If you think that Chinese firms aren't already in the process of doing in the services sector what Chinese firms have already done in manufacturing, tech and (increasingly) media, then you deserve to be surprised by those headlines in five years' time.

 

 

 

*Also, if you are reading this and thinking it can't be true because you think China is a low wage economy whose firms couldn't possibly stretch to paying 'first world' wages - it may help to reorient your perspective a bit by understanding that Chinese lawyers at the Chinese equivalent of Silver/Magic circle firms will be earning more in their domestic market than most UK Lawyers at bronze/silver firms here, such is the enormity of income disparity in China between bottom and top. The gap between the home payscale and the London/New York/LA/Tokyo offices is not as big as you might think it is.

Wumao squad 26 July 21 23:19

Lmao ok wumao, keep dreaming and keep pumping. I’ve actually many friends who are Australian attorneys fluent in Mandarin (and some in Cantonese/Hokkien) and they all sh*t on Chinese firms and the pay they offer. Unless you’re somehow privy to something magical that only you are aware of, we’ll just assume you’re a weak CCP troll.
 

Good luck with your fictitious six-figure Chinese firm salary either way, it sounds like a hoot.

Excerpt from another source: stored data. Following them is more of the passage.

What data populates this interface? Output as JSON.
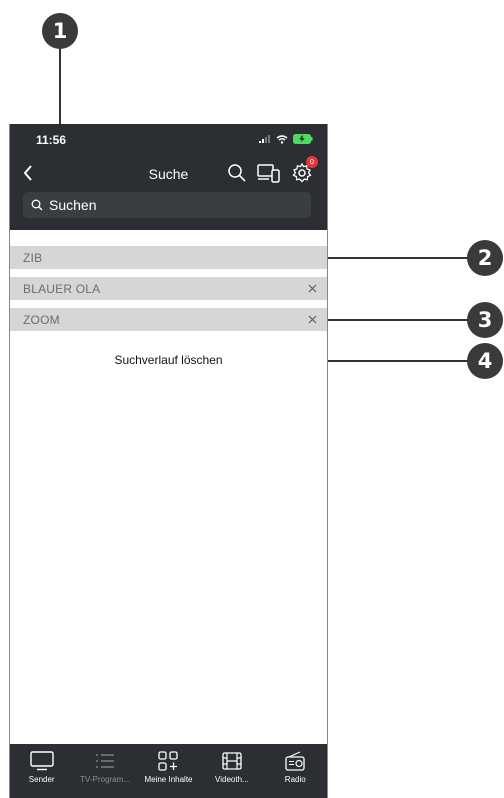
{
  "callouts": [
    "1",
    "2",
    "3",
    "4"
  ],
  "status": {
    "time": "11:56"
  },
  "header": {
    "title": "Suche",
    "notification_count": "0"
  },
  "search": {
    "placeholder": "Suchen",
    "value": ""
  },
  "history": [
    {
      "label": "ZIB",
      "removable": false
    },
    {
      "label": "BLAUER OLA",
      "removable": true
    },
    {
      "label": "ZOOM",
      "removable": true
    }
  ],
  "clear_history": "Suchverlauf löschen",
  "tabs": [
    {
      "label": "Sender",
      "icon": "tv-icon",
      "active": true
    },
    {
      "label": "TV-Program...",
      "icon": "list-icon",
      "active": false
    },
    {
      "label": "Meine Inhalte",
      "icon": "grid-plus-icon",
      "active": true
    },
    {
      "label": "Videoth...",
      "icon": "film-icon",
      "active": true
    },
    {
      "label": "Radio",
      "icon": "radio-icon",
      "active": true
    }
  ],
  "colors": {
    "bar": "#2b2e33",
    "item_bg": "#d6d6d6",
    "badge": "#e0383e",
    "battery": "#4cd964"
  }
}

solicitor who solicits 27 July 21 10:43

@15:01 the only Chinese law firm that has a bit of serious presence in the City is ZhongLun.  I doubt Xue Haibin is paying his associates that kind of money.  YingKe has (or had) a partnership with Memery Crystal. They have since merged with Rosenblatt. KWM is not paying anything like that at all.  Fangda and Grandall have no presence here in the UK, that I know of.  I cannot think of another Chinese firm here in the UK.  Certainly the offers I get for Chinese firms in Hong Kong, the money is pretty much similar to Silver Circle firms here, around £100K, but taxes are much better. Junhe, JTGC, Haiwen and any other red circle firms do not have offices in London.  So one can almost guess which firm you are talking about as there are so few of them.  I doubt any Chinese firm will pay £270k plus bonus for a 5pqe in London, unless his/her daddy is the senior partner back in Beijing, so to speak.  

MDR trainee 27 July 21 15:43

MDR NQ rise pls??

Fantastic firm but with the planned flotation and no mention of a rise (the board consider 72k the average for a city firm of the size and culture of MDR), I’ll be keeping my eyes open when it comes to qualifying.

BCLP looks tasty seeing as I’ll prob qualify into real estate.

Officious Bystander 27 July 21 15:44

These ludicrous salary figures can only be covered by charging out the same NQs at increasingly silly rates to clients -  rates which are well beyond what most such inexperienced lawyers can possibly be worth in terms of their professional skills/ value add.  It is inexplicable the firms’ clients should be foolish enough to pay over the odds in this way.  But evidently they are.  More fool them. 

Anon 29 July 21 12:24

@ officious - read above as your point has already been addressed.   They are billed out at a rate clients are willing to pay (often as part of a large fixed fee anyway where hourly rates are not really relevant) do that is evidence they are market rate.  Plus as above the real reason for the NQ salaries is to reserve the talent in an intake, of whom there will be a few future stars, and they are future of the firm.  

No name 29 July 21 16:44

The hikes in the regions from OC and Eversheds makes CMS look average. Eversheds are paying NQs £50k. A greater proportion of southern based firms are seeking talent from northern regions in specialist teams. This is cheaper than hiring from a rival London firm. It also gives the lawyer in the region a comfortable salary which is equivalent to a senior associate's pay. Partners often downplay this by stating lawyers (particularly junior lawyers) are better served being in the office, but southern regional firms are open to remote working for specialist talent. 

I'm predicting an exodus of lawyers from law firms like CMS, SPB, PM, Eversheds for firms down South without a northern presence (Ashurst, OC, US firms, etc). What's to lose? More money, same work pressures, remote working and flexibility. When will regional law firms wake up to this?